DATES AND SUMMARY OF FACTS FOR LECTURE I
Physical Science of the Ancients. Thales 640 B.C., Anaximander 610 B.C., Pythagoras 600 B.C., Anaxagoras 500 B.C., Eudoxus 400 B.C., Aristotle 384 B.C., Aristarchus 300 B.C., Archimedes 287 B.C., Eratosthenes 276 B.C., Hipparchus 160 B.C., Ptolemy 100 A.D.
Science of the Middle Ages. Cultivated only among the Arabs; largely in the forms of astrology, alchemy, and algebra.
Return of Science to Europe. Roger Bacon 1240, Leonardo da Vinci 1480, (Printing 1455), Columbus 1492, Copernicus 1543.
A sketch of Copernik's life and work. Born 1473 at Thorn in Poland. Studied mathematics at Bologna. Became an ecclesiastic. Lived at Frauenburg near mouth of Vistula. Substituted for the apparent motion of the heavens the real motion of the earth.

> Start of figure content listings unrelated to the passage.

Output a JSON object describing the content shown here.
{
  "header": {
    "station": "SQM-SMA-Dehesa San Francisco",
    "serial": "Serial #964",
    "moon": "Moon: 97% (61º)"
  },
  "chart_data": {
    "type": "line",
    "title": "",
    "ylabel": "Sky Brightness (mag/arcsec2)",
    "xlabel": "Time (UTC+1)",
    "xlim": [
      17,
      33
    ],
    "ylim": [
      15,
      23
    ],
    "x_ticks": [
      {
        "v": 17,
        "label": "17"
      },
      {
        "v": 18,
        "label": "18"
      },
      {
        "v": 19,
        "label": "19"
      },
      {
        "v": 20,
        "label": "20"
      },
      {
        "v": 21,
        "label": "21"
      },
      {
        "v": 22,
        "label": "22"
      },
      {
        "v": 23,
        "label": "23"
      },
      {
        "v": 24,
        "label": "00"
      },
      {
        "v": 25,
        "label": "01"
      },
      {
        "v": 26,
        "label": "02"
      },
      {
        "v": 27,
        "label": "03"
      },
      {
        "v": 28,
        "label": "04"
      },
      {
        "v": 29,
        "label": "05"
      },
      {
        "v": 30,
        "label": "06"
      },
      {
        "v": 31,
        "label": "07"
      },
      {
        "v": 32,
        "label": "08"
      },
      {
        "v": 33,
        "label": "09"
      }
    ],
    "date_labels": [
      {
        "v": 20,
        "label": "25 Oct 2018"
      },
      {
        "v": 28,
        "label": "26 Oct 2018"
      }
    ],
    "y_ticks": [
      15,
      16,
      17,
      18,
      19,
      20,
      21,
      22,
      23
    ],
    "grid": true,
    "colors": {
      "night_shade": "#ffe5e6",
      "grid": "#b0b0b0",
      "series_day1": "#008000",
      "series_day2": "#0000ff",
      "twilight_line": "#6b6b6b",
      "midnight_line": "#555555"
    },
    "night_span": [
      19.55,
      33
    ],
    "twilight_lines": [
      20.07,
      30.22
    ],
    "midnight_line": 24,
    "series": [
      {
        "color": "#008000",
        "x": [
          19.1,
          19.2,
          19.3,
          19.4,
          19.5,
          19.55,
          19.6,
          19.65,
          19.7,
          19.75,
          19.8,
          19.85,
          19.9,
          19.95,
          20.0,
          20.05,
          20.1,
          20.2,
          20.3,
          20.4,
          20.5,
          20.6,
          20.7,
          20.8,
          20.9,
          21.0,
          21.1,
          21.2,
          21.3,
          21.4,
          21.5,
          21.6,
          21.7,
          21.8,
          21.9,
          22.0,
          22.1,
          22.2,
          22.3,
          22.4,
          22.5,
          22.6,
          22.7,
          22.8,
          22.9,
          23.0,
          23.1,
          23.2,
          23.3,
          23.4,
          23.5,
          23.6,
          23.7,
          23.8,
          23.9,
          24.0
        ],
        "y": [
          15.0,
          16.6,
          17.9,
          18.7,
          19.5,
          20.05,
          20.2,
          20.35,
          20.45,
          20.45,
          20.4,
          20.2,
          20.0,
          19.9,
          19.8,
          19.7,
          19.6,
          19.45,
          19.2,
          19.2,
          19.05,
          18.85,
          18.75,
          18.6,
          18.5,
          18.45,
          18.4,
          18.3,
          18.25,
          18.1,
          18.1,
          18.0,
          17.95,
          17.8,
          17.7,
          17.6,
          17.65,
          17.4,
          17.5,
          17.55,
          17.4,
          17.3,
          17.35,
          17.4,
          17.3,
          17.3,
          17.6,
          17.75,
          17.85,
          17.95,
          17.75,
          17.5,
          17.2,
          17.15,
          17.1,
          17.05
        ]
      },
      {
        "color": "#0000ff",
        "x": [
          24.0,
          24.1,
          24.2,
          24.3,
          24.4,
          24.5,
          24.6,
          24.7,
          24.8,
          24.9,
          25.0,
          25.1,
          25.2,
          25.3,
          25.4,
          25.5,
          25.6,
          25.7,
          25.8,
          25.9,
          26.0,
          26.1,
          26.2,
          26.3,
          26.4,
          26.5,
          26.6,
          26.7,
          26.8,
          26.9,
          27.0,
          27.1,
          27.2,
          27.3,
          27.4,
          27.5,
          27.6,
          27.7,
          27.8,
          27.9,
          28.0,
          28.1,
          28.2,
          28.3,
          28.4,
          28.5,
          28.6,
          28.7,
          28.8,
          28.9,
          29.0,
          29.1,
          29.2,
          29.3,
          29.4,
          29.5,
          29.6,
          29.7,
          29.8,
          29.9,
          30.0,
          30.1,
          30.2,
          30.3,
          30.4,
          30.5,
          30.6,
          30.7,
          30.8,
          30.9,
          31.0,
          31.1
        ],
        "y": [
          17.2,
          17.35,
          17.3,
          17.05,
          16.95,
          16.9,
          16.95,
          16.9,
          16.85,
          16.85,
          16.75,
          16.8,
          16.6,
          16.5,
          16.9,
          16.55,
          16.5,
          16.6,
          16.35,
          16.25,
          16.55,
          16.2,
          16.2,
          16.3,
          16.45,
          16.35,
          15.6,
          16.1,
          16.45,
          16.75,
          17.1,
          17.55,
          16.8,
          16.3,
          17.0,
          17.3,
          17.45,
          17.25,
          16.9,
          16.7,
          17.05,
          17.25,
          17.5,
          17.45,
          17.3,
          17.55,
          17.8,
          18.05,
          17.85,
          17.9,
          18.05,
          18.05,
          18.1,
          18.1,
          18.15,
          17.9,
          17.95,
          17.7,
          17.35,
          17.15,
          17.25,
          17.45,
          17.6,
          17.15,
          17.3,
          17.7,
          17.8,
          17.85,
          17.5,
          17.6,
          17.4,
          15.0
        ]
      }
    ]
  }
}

Published tables of planetary motions. Motion still supposed to be in epicycles. Worked out his ideas for 36 years, and finally dedicated his work to the Pope. Died just as his book was printed, aged 72, a century before the birth of Newton. A colossal statue by Thorwaldsen erected at Warsaw in 1830.